It seems that all versions of PHP < 5.3.1 seem to have a critical vulnerability to remote attacks. See provided URL. Reproducible: Always
We need a 5.3 ebuild, and maybe also a backport? PHP herd, what's your opinion on this? I cannot confirm crashes or a hanging apache on Gentoo, Debian and a version I self-compiled. The load just increases to something like ~12 but not further, no swapping or OOM-killing happens, it's just harddisk I/O. On a system with a fast SSD, I can't see any increase in the load, but I haven't tweaked the parameters yet.

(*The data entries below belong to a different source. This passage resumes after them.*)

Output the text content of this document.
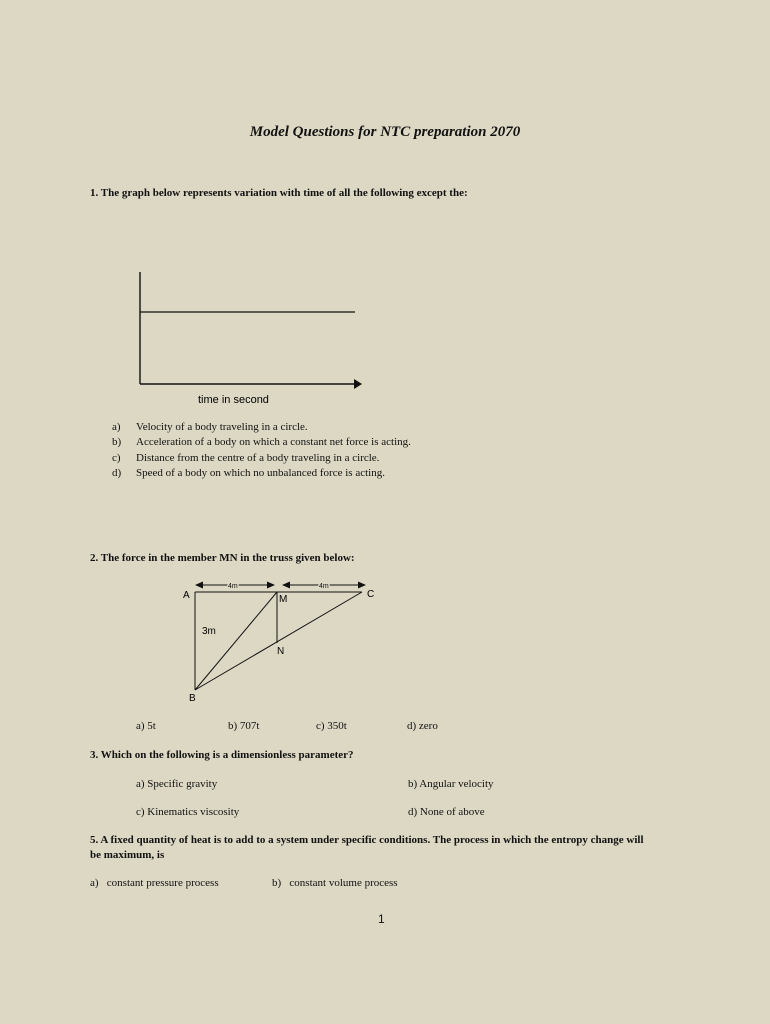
Model Questions for NTC preparation 2070
1. The graph below represents variation with time of all the following except the:
time in second
a) Velocity of a body traveling in a circle.
b) Acceleration of a body on which a constant net force is acting.
c) Distance from the centre of a body traveling in a circle.
d) Speed of a body on which no unbalanced force is acting.
2. The force in the member MN in the truss given below:
4m	4m
A	M	C
N
B
3m
a) 5t	b) 707t	c) 350t	d) zero
3. Which on the following is a dimensionless parameter?
a) Specific gravity	b) Angular velocity
c) Kinematics viscosity	d) None of above
5. A fixed quantity of heat is to add to a system under specific conditions. The process in which the entropy change will
be maximum, is
a) constant pressure process	b) constant volume process
1
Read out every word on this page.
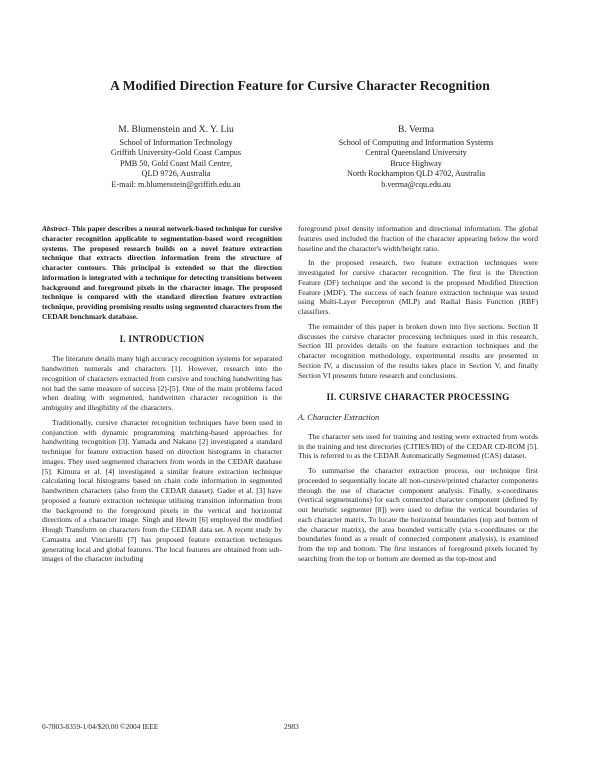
A Modified Direction Feature for Cursive Character Recognition
M. Blumenstein and X. Y. Liu
School of Information Technology
Griffith University-Gold Coast Campus
PMB 50, Gold Coast Mail Centre,
QLD 9726, Australia
E-mail: m.blumenstein@griffith.edu.au
B. Verma
School of Computing and Information Systems
Central Queensland University
Bruce Highway
North Rockhampton QLD 4702, Australia
b.verma@cqu.edu.au

Abstract- This paper describes a neural network-based technique for cursive character recognition applicable to segmentation-based word recognition systems. The proposed research builds on a novel feature extraction technique that extracts direction information from the structure of character contours. This principal is extended so that the direction information is integrated with a technique for detecting transitions between background and foreground pixels in the character image. The proposed technique is compared with the standard direction feature extraction technique, providing promising results using segmented characters from the CEDAR benchmark database.

I. INTRODUCTION

The literature details many high accuracy recognition systems for separated handwritten numerals and characters [1]. However, research into the recognition of characters extracted from cursive and touching handwriting has not had the same measure of success [2]-[5]. One of the main problems faced when dealing with segmented, handwritten character recognition is the ambiguity and illegibility of the characters.

Traditionally, cursive character recognition techniques have been used in conjunction with dynamic programming matching-based approaches for handwriting recognition [3]. Yamada and Nakano [2] investigated a standard technique for feature extraction based on direction histograms in character images. They used segmented characters from words in the CEDAR database [5]. Kimura et al. [4] investigated a similar feature extraction technique calculating local histograms based on chain code information in segmented handwritten characters (also from the CEDAR dataset). Gader et al. [3] have proposed a feature extraction technique utilising transition information from the background to the foreground pixels in the vertical and horizontal directions of a character image. Singh and Hewitt [6] employed the modified Hough Transform on characters from the CEDAR data set. A recent study by Camastra and Vinciarelli [7] has proposed feature extraction techniques generating local and global features. The local features are obtained from sub-images of the character including

foreground pixel density information and directional information. The global features used included the fraction of the character appearing below the word baseline and the character's width/height ratio.

In the proposed research, two feature extraction techniques were investigated for cursive character recognition. The first is the Direction Feature (DF) technique and the second is the proposed Modified Direction Feature (MDF). The success of each feature extraction technique was tested using Multi-Layer Perceptron (MLP) and Radial Basis Function (RBF) classifiers.

The remainder of this paper is broken down into five sections. Section II discusses the cursive character processing techniques used in this research, Section III provides details on the feature extraction techniques and the character recognition methodology, experimental results are presented in Section IV, a discussion of the results takes place in Section V, and finally Section VI presents future research and conclusions.

II. CURSIVE CHARACTER PROCESSING
A. Character Extraction

The character sets used for training and testing were extracted from words in the training and test directories (CITIES/BD) of the CEDAR CD-ROM [5]. This is referred to as the CEDAR Automatically Segmented (CAS) dataset.

To summarise the character extraction process, our technique first proceeded to sequentially locate all non-cursive/printed character components through the use of character component analysis. Finally, x-coordinates (vertical segmentations) for each connected character component (defined by our heuristic segmenter [8]) were used to define the vertical boundaries of each character matrix. To locate the horizontal boundaries (top and bottom of the character matrix), the area bounded vertically (via x-coordinates or the boundaries found as a result of connected component analysis), is examined from the top and bottom. The first instances of foreground pixels located by searching from the top or bottom are deemed as the top-most and

0-7803-8359-1/04/$20.00 ©2004 IEEE	2983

CVE-2009-4017 (http://nvd.nist.gov/nvd.cfm?cvename=CVE-2009-4017): PHP 5.2.11, and 5.3.x before 5.3.1, does not restrict the number of temporary files created when handling a multipart/form-data POST request, which allows remote attackers to cause a denial of service (resource exhaustion), and makes it easier for remote attackers to exploit local file inclusion vulnerabilities, via multiple requests, related to lack of support for the max_file_uploads directive.
Fixed in 5.2.12.
Arches, please test and mark stable: =dev-lang/php-5.2.12 Target keywords : "alpha amd64 arm hppa ia64 ppc ppc64 s390 sh sparc x86"
ppc64 done
x86 stable
Stable for HPPA.
amd64/arm stable
Stable on alpha.
CVE-2009-4142 (http://nvd.nist.gov/nvd.cfm?cvename=CVE-2009-4142): The htmlspecialchars function in PHP before 5.2.12 does not properly handle (1) overlong UTF-8 sequences, (2) invalid Shift_JIS sequences, and (3) invalid EUC-JP sequences, which allows remote attackers to conduct cross-site scripting (XSS) attacks by placing a crafted byte sequence before a special character. CVE-2009-4143 (http://nvd.nist.gov/nvd.cfm?cvename=CVE-2009-4143): PHP before 5.2.12 does not properly handle session data, which has unspecified impact and attack vectors related to (1) interrupt corruption of the SESSION superglobal array and (2) the session.save_path directive.
Marked ppc stable.
ia64/s390/sh/sparc stable
GLSA 201001-03. Thank you everyone, sorry about the delay.